Mit 4,8 Millionen Tonnen Abfall pro Jahr gelten Krankenhäuser als der fünftgrößte Müllproduzent in Deutschland und als der ressourcenintensivste Verbraucher im Sektor Dienstleistung. Pro Krankenhausbett und Patient fallen jeden Tag bis zu 20 Kilogramm Müll an – Das ergibt sieben bis acht Tonnen je Klinik. Allein in Berlin gibt es 83 Krankenhäuser, die jährlich bis zu 212.065 Tonnen Abfall produzieren. Damit entsteht in Kliniken eine besonders kritische Dimension, die ein effizientes und grünes Ressourcenmanagement verlangt.

Das Abfallspektrum in Kliniken

In Kliniken türmen sich nicht nur quantitativ, sondern auch stofflich wesentlich problematischere Müllberge als in Haushalten. In erster Linie unterscheidet Krankenhauspersonal zwischen infektiösem und nicht infektiösem Abfall.Eine Vereinbarung der Länderarbeitsgemeinschaft Abfall (LAGA) benennt folgende fünf Abfallgruppen.

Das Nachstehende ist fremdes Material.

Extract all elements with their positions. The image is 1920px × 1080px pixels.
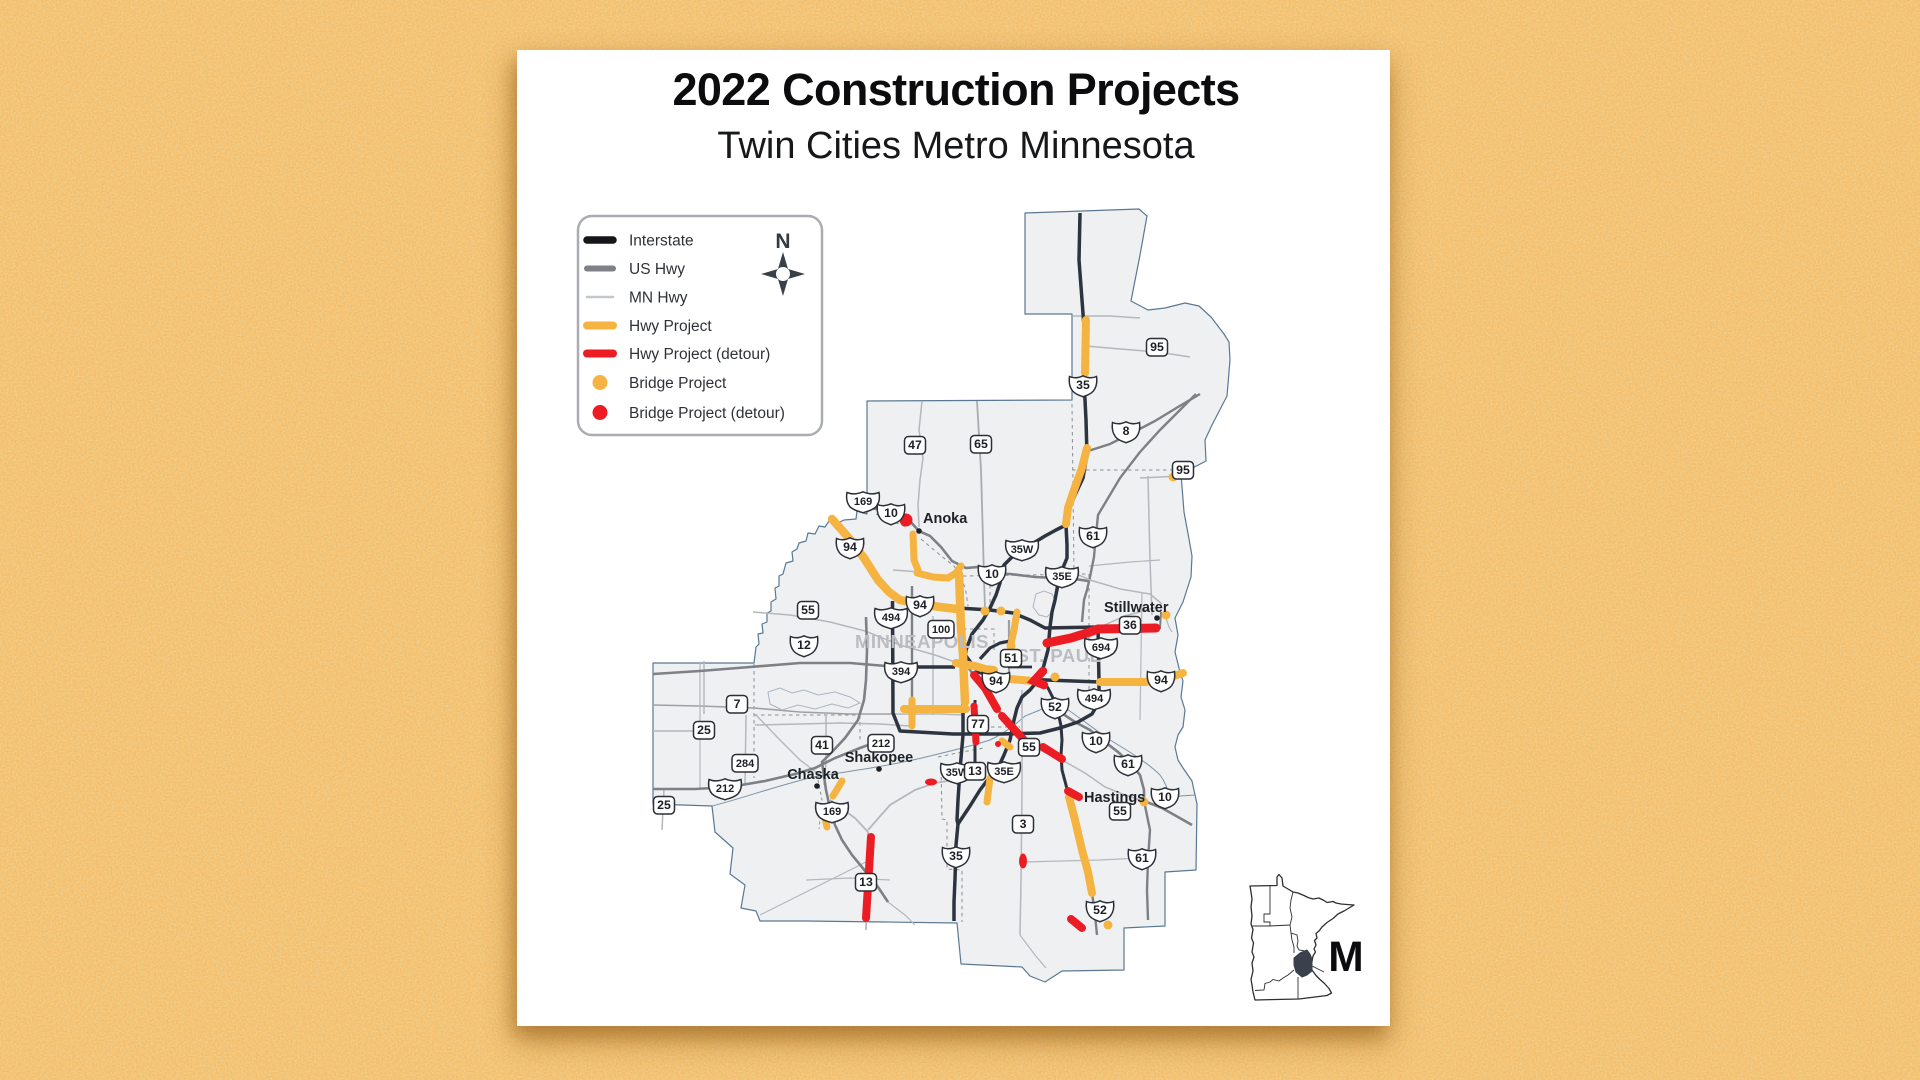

Verpackungen zählen in Kliniken zur mengenmäßig größten Abfallgruppe, dem Hausmüll, der erhebliches Einsparpotenzial besitzt. Sie interagieren mit einem breiten stofflichen Spektrum, bevor sie im Müll landen und öffnen Türen in alle Abfallbereiche.

Entsorgungswege

Abfallbeauftragte in Kliniken stehen vor der enormen Herausforderung, den Überblick über mindestens 100 Abfallarten zu behalten. Diese Materialien gehen komplizierte Entsorgungswege. Generell lassen sich jedoch drei grundsätzliche Ausgangspunkte für den weiteren Verlauf nennen: Die Entsorgung von krankenhausspezifischem Siedlungsabfall (1) und Sonderabfall (2) erfolgt entsprechend gültiger Richtlinien in Hochtemperaturverbrennungsanlagen. Um die normalen Hausmüllabfälle für die stoffliche Verwertung (3) kümmert sich ein Recyclingunternehmen.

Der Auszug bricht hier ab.